In previous Spring Session version < 2 with Spring Boot 1.5 the schema was initialized by a Spring Session. Also the tables are initialized by Spring Session 2.1.0 if default table names are used. So why the behavior is different when I change the table name? Why should I provide custom SQL schema file if I want a different name?

It sounds strange to me, this is why i find it as a bug

vpavic commented 5 years ago

I think there is some misunderstanding here. In the scope of this ticket, we're using the term to initialize database schema in the context of Spring Session, i.e. to setup database tables/objects that are required for Spring Session JDBC. And by setting the Spring Boot configuration property spring.session.jdbc.initialize-schema to always you are using Spring Boot to set up schema required by Spring Session JDBC.
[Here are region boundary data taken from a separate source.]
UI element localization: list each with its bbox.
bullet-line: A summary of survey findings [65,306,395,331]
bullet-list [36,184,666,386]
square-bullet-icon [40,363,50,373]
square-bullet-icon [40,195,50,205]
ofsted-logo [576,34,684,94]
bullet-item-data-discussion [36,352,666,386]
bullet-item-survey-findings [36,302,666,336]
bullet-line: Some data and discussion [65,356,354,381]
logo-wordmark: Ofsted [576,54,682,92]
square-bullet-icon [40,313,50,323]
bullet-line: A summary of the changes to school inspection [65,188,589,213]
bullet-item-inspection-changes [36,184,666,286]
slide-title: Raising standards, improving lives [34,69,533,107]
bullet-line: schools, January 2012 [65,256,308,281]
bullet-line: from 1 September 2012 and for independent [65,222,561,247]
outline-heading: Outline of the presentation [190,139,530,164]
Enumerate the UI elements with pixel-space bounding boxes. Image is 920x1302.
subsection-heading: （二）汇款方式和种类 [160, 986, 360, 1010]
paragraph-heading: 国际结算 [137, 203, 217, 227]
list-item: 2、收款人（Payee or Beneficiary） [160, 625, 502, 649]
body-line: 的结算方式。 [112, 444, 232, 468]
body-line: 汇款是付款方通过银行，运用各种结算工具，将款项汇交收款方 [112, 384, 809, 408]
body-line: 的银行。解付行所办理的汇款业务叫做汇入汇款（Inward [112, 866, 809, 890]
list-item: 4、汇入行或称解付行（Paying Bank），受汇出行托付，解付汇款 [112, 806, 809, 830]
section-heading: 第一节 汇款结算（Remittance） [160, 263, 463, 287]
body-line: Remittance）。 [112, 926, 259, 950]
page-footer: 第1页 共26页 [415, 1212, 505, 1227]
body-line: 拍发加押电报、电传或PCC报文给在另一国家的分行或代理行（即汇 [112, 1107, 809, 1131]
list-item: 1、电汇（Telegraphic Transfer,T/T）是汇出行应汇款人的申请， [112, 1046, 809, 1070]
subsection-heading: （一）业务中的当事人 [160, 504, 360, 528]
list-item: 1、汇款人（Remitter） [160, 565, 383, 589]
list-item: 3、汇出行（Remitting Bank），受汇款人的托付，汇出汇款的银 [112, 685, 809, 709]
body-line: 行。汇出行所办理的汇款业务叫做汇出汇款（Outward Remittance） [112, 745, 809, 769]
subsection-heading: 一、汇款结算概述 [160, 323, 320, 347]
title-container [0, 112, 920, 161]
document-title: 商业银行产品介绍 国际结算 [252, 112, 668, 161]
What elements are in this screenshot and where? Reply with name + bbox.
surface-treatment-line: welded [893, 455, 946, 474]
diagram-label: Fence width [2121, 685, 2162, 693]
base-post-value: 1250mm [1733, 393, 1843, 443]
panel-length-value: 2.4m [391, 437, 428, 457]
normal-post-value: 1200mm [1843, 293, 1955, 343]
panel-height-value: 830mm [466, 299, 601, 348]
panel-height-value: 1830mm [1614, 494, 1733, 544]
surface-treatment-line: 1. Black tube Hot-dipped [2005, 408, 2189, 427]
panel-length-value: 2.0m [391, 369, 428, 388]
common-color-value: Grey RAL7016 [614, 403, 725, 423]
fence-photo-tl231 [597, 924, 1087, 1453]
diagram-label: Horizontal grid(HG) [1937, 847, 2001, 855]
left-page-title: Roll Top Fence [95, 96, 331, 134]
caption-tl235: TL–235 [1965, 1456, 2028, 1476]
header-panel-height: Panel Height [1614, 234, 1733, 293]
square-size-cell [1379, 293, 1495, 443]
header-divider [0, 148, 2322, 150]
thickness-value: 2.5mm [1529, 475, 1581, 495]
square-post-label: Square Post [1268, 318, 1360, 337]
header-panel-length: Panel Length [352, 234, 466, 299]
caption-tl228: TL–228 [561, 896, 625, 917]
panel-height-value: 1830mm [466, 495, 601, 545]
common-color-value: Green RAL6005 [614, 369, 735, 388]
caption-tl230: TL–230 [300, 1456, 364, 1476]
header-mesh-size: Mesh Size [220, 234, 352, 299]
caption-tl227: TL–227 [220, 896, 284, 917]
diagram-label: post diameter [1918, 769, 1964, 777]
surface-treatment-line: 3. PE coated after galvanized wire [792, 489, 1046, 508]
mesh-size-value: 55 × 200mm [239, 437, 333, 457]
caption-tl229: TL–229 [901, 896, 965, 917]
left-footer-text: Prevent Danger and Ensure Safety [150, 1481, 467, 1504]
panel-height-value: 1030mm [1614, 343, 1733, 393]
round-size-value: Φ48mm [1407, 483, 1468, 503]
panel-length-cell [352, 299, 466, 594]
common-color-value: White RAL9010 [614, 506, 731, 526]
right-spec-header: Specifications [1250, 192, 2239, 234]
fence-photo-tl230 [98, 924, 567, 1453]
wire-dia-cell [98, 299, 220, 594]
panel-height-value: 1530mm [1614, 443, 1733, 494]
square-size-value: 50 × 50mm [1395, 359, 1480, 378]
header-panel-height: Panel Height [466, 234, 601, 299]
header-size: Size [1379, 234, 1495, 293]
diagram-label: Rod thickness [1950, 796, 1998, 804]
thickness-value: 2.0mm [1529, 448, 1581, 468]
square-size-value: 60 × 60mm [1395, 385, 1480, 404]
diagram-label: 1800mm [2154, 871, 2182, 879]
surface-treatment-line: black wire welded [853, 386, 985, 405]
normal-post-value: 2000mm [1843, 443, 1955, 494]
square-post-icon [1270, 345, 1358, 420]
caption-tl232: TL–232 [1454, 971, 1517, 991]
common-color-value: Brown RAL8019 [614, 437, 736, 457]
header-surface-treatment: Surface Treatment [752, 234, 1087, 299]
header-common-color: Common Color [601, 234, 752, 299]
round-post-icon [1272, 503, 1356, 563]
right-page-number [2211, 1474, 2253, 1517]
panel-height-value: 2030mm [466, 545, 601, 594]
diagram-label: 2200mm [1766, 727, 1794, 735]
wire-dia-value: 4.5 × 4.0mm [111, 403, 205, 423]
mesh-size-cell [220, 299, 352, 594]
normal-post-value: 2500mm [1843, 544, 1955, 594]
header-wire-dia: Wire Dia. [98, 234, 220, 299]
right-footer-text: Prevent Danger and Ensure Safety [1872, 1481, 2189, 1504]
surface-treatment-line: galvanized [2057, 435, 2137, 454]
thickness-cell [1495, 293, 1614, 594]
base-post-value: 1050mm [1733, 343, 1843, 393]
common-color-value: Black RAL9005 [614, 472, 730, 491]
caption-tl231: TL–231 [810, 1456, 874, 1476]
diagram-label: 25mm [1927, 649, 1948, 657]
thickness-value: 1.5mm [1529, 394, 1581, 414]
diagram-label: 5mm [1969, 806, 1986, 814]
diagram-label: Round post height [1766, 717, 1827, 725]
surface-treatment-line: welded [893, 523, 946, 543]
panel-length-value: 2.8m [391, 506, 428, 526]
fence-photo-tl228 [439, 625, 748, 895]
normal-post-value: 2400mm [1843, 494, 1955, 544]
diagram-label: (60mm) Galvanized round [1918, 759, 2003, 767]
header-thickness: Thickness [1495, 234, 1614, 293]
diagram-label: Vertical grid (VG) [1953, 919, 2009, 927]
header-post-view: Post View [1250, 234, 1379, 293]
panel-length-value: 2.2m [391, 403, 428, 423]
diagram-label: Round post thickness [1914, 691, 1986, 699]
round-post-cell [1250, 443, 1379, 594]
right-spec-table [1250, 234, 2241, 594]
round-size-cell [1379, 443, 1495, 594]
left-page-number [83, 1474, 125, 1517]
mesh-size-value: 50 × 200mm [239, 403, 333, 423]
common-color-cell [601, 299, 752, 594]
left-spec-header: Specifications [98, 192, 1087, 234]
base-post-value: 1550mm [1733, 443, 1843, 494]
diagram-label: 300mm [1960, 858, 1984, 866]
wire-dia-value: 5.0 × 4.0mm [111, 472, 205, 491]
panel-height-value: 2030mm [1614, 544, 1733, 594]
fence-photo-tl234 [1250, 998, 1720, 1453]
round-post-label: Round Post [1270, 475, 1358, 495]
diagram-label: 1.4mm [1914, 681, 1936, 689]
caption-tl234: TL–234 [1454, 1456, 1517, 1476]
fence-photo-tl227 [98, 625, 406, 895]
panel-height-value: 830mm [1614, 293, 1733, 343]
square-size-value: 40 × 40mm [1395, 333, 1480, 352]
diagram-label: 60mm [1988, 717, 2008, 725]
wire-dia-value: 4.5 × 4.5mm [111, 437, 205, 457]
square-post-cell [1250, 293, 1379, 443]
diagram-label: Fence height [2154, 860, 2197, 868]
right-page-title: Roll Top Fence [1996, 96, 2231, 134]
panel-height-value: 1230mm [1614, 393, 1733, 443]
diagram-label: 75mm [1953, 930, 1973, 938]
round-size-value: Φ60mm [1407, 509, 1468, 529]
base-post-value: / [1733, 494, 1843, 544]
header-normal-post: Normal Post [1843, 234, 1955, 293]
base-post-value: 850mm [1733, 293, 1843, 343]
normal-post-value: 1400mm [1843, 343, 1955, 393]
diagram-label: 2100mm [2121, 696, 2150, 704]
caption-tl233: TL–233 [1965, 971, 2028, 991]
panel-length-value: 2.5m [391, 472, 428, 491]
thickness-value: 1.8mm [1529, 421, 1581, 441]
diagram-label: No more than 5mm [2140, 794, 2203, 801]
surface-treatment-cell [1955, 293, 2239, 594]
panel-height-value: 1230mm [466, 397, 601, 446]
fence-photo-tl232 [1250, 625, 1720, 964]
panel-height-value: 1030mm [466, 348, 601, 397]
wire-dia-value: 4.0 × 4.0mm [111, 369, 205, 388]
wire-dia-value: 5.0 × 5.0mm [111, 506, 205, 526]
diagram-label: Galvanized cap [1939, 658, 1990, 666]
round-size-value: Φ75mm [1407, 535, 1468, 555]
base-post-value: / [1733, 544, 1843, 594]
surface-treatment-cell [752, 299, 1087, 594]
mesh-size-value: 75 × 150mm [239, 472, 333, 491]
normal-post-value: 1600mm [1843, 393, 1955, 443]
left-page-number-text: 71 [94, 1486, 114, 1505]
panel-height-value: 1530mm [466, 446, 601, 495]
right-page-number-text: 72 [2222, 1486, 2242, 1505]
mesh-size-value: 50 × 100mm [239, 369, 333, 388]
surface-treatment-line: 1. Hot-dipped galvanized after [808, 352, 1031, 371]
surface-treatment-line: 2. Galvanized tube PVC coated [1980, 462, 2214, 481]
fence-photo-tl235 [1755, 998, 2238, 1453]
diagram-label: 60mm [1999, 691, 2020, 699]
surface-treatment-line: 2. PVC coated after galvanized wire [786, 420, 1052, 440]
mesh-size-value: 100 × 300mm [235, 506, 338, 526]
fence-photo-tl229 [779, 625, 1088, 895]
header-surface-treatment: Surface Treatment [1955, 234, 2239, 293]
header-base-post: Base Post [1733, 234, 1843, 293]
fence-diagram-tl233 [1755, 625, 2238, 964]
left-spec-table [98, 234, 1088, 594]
As noted in my original comment, Spring Boot will initialize use scripts that are shipped within the spring-session-jdbc jar and those are available here. As you can see those script are using the default table name. There is no magic involved here that will dynamically generate the schema scripts, or adjust the existing ones when you supply a non-default table name using spring.session.jdbc.table-name.

If you believe this should be made more obvious, please open a ticket with Spring Boot, as it is Spring Boot's auto-configuration support for Spring Session that's the real subject of this discussion. If you decide to do so, feel free to update this ticket with a link to new one in Spring Boot.

Hopefully this clarifies things a bit @jm-ck?

jm-ck commented 5 years ago

ok, If you say so.

It was pretty intuitive for me that when I can set the table-name and force to initialize-schema which works with the default names, it should also work with custom names.

so maybe your explanations could be included in docs? An this issue is more like a feature request.

vpavic commented 5 years ago

Closing as I believe I've provided you with pointers to relevant info which explains how things are implemented.

so maybe your explanations could be included in docs? An this issue is more like a feature request.

As noted in the previous comment, that request should be opened against Spring Boot.